Avec Better Dreaming, Merrill Garbus et Nate Brenner entament un virage subtil mais décisif dans leur parcours. Toujours guidé par une recherche de liberté rythmique et vocale, tUnE-yArDs revient ici avec un album plus intériorisé, plus mesuré, mais non moins intense. Là où les précédents opus brassaient un chaos joyeux de percussions, de samples bruts et de collages sonores effervescents, Better Dreaming donne l’impression d’un souffle retenu, d’une tension contenue qui se déploie progressivement. Et cette retenue donne paradoxalement plus de force à l’ensemble.

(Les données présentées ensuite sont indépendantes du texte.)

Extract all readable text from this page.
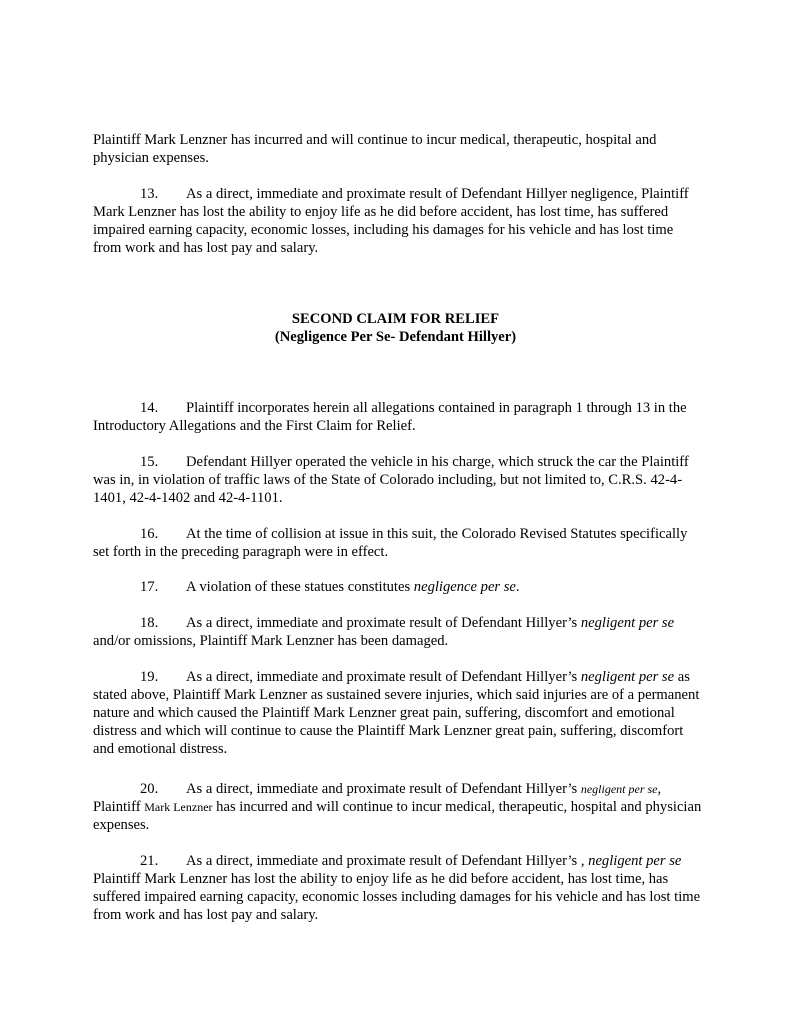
Plaintiff Mark Lenzner has incurred and will continue to incur medical, therapeutic, hospital and physician expenses.

13. As a direct, immediate and proximate result of Defendant Hillyer negligence, Plaintiff Mark Lenzner has lost the ability to enjoy life as he did before accident, has lost time, has suffered impaired earning capacity, economic losses, including his damages for his vehicle and has lost time from work and has lost pay and salary.

SECOND CLAIM FOR RELIEF
(Negligence Per Se- Defendant Hillyer)

14. Plaintiff incorporates herein all allegations contained in paragraph 1 through 13 in the Introductory Allegations and the First Claim for Relief.

15. Defendant Hillyer operated the vehicle in his charge, which struck the car the Plaintiff was in, in violation of traffic laws of the State of Colorado including, but not limited to, C.R.S. 42-4-1401, 42-4-1402 and 42-4-1101.

16. At the time of collision at issue in this suit, the Colorado Revised Statutes specifically set forth in the preceding paragraph were in effect.

17. A violation of these statues constitutes negligence per se.

18. As a direct, immediate and proximate result of Defendant Hillyer’s negligent per se and/or omissions, Plaintiff Mark Lenzner has been damaged.

19. As a direct, immediate and proximate result of Defendant Hillyer’s negligent per se as stated above, Plaintiff Mark Lenzner as sustained severe injuries, which said injuries are of a permanent nature and which caused the Plaintiff Mark Lenzner great pain, suffering, discomfort and emotional distress and which will continue to cause the Plaintiff Mark Lenzner great pain, suffering, discomfort and emotional distress.

20. As a direct, immediate and proximate result of Defendant Hillyer’s negligent per se, Plaintiff Mark Lenzner has incurred and will continue to incur medical, therapeutic, hospital and physician expenses.

21. As a direct, immediate and proximate result of Defendant Hillyer’s , negligent per se Plaintiff Mark Lenzner has lost the ability to enjoy life as he did before accident, has lost time, has suffered impaired earning capacity, economic losses including damages for his vehicle and has lost time from work and has lost pay and salary.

L’album s’ouvre avec "Heartbreak", où la voix de Merrill Garbus plane sur un groove syncopé qui rappelle leurs débuts tout en s’inscrivant dans une production plus épurée. D’emblée, le ton est donné : l’urgence n’est plus frénétique, elle est mentale. Suivent "Swarm" et "Never Look Back", deux morceaux au carrefour de la pop déconstruite et de la soul post-industrielle, qui semblent à la fois flotter dans l’éther et s’insinuer sous la peau. Ici, l’instinct rythmique de tUnE-yArDs est intact, mais il est canalisé au service d’un propos plus introspectif. Comme si le duo avait troqué la rage du combat contre l’épuisement doux-amer de l’après.
L’album Better Dreaming interroge l’éveil, la mémoire et la transformation.

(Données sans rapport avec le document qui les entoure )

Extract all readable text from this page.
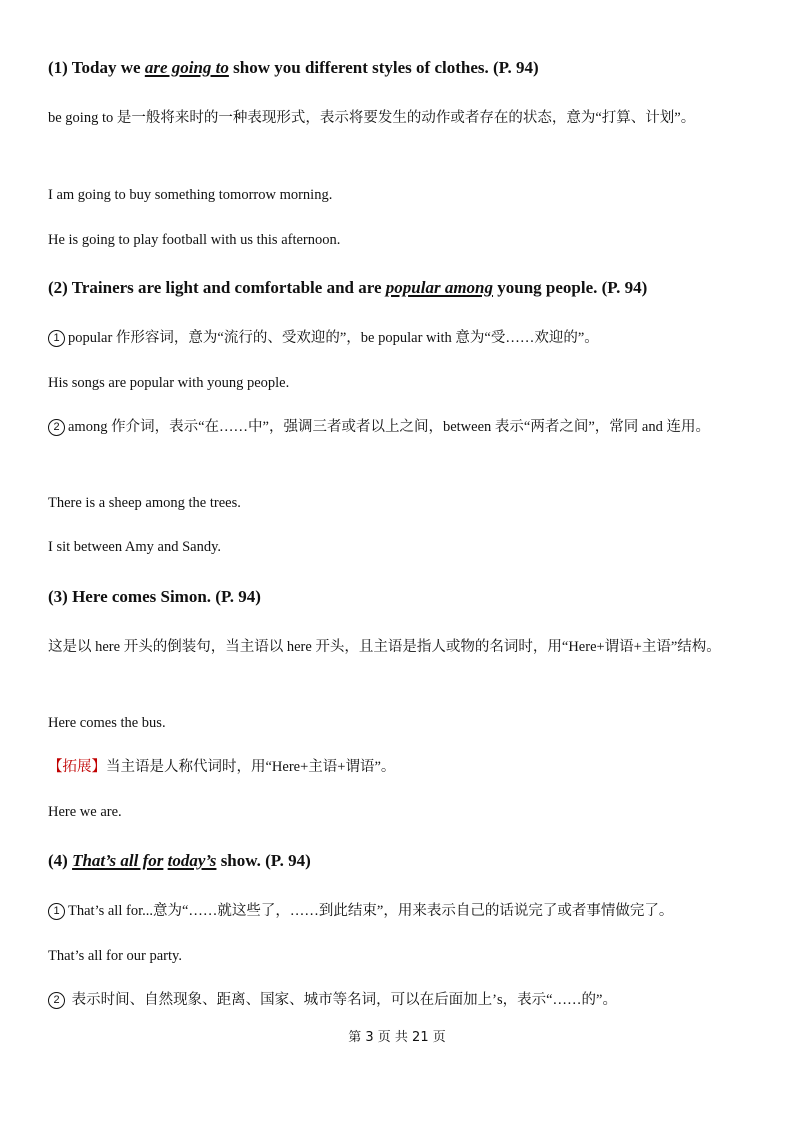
(1) Today we are going to show you different styles of clothes. (P. 94)
be going to 是一般将来时的一种表现形式，表示将要发生的动作或者存在的状态，意为“打算、计划”。
I am going to buy something tomorrow morning.
He is going to play football with us this afternoon.
(2) Trainers are light and comfortable and are popular among young people. (P. 94)
1 popular 作形容词，意为“流行的、受欢迎的”，be popular with 意为“受……欢迎的”。
His songs are popular with young people.
2 among 作介词，表示“在……中”，强调三者或者以上之间，between 表示“两者之间”，常同 and 连用。
There is a sheep among the trees.
I sit between Amy and Sandy.
(3) Here comes Simon. (P. 94)
这是以 here 开头的倒装句，当主语以 here 开头，且主语是指人或物的名词时，用“Here+谓语+主语”结构。
Here comes the bus.
【拓展】当主语是人称代词时，用“Here+主语+谓语”。
Here we are.
(4) That’s all for today’s show. (P. 94)
1 That’s all for...意为“……就这些了，……到此结束”，用来表示自己的话说完了或者事情做完了。
That’s all for our party.
2 表示时间、自然现象、距离、国家、城市等名词，可以在后面加上’s，表示“……的”。
第 3 页 共 21 页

"Suspended" en est un moment clé, véritable exercice de lévitation musicale où les synthés s’étirent comme une respiration lente. "Limelight", avec ses touches de funk synthétique, évoque quant à lui les faux-semblants du succès, un thème récurrent chez Merril Garbus. Son chant, toujours aussi acrobatique, se fait ici plus nuancé, glissant d’un murmure fragile à une clameur contrôlée. Sur "How Big Is The Rainbow", la question posée n’est pas anodine : Quel est l’espace laissé à nos rêves, à nos contradictions, à nos vérités changeantes ? Ce titre, à la fois enfantin et vertigineux, résume l’ambition de l’album — déconstruire pour reconstruire autrement.

Si l’album atteint un sommet, c’est peut-être sur le morceau qui a donné son nom à l’album,
près de cinq minutes de montée émotionnelle, où la production ciselée de Nate Brenner laisse respirer chaque impulsion. C’est à la fois dense et limpide, complexe mais profondément humain. La voix y devient un instrument de résistance, tordant la mélodie, suspendant le temps. "Sanctuary", qui ferme le disque, est plus qu’une conclusion : c’est un appel au lâcher-prise, un espace de retrait, un lieu intérieur où le bruit du monde s’estompe pour laisser place au champ des possibles.

tUnE-yArDs signe ici l’un de ses albums les plus accomplis, peut-être le plus cohérent. Moins explosif que Nikki Nack ou sketchy., Better Dreaming n’en est pas moins radical — il déplace le champ de bataille de l’extérieur vers l’intime. C’est un disque de désillusion lucide, mais aussi de reconstruction sensible. Une œuvre pleine de questions ouvertes, qui donne à entendre ce qui murmure en nous quand le vacarme se tait.